I had spent the past few days agonizing over what to say. How could I accurately portray my friend’s life when I was not allowed to concede the circumstances of her death? Every passing was a tragedy. But Jenny’s had shone a spotlight on the many things I thought I knew—and how very wrong I had been.
Borrowed wisdom seemed like a smart way to avoid flat-out lying or saying something inappropriate, but a Google search for “best funeral poems” left me wanting to scratch my inner ear with an ice pick. The titles alone were so clichéd that they verged on parody:
Gone but not forgotten.
We never said goodbye.
If you do one thing, remember me.
A life well lived.
Well, that last one had given me pause. Not the poem itself, which was a mélange of rhyming melodrama. But the idea had applied to Jenny . . . hadn’t it? She enjoyed writing and beautiful things, and she had combined the two to create an incredibly successful career. While her marriage had turned out to be a myth, she adored Cecily and had a circle of friends and family who adored her.
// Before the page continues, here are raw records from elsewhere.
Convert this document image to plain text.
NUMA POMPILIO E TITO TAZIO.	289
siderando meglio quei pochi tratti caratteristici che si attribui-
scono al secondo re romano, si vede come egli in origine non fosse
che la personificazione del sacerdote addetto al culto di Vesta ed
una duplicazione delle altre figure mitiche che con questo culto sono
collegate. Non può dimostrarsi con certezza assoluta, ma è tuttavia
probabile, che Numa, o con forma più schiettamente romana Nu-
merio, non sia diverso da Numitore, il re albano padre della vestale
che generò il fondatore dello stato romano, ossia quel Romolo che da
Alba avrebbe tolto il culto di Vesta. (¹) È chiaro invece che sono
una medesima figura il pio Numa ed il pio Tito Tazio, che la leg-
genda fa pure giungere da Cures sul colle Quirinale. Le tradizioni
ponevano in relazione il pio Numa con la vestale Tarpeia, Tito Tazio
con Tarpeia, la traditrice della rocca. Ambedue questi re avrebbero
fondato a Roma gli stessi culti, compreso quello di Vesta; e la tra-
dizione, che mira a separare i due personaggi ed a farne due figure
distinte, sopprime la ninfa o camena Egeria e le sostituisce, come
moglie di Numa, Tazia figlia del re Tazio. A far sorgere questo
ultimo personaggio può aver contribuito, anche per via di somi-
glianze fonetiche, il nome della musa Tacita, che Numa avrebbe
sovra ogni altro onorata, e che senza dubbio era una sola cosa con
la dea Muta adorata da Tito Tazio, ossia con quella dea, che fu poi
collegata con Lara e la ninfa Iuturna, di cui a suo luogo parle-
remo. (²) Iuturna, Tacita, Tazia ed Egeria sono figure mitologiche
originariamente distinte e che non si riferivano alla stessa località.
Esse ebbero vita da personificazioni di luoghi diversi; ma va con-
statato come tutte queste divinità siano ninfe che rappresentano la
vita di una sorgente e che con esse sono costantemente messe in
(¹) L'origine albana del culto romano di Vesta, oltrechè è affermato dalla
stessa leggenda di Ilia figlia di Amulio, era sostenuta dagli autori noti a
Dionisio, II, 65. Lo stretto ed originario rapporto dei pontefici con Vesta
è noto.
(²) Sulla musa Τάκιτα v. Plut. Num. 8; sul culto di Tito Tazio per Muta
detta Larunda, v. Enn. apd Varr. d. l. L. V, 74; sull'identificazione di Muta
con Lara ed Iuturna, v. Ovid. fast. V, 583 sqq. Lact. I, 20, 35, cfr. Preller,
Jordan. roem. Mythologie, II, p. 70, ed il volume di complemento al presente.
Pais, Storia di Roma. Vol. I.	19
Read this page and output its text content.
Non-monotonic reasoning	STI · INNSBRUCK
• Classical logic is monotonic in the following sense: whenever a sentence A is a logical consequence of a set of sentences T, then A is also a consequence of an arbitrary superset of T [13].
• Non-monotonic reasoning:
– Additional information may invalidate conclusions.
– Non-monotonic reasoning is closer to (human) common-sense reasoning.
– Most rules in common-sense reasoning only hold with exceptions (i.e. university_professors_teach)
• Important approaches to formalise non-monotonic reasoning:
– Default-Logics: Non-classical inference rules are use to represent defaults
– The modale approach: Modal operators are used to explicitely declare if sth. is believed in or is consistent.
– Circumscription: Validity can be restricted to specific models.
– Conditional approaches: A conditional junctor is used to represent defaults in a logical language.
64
I ultimately decided I did not believe that Jenny’s problems had canceled out every good thing in her life or her ability to enjoy them. And so, while I would not recite the actual poem, I would steal its sentiment.
Except standing in front of more than a hundred people, many of them strangers who would stay that way, what I had written no longer seemed right at all. I could feel my underarms growing damp as my eyes darted back and forth over my note card. All I could see was what I had left out.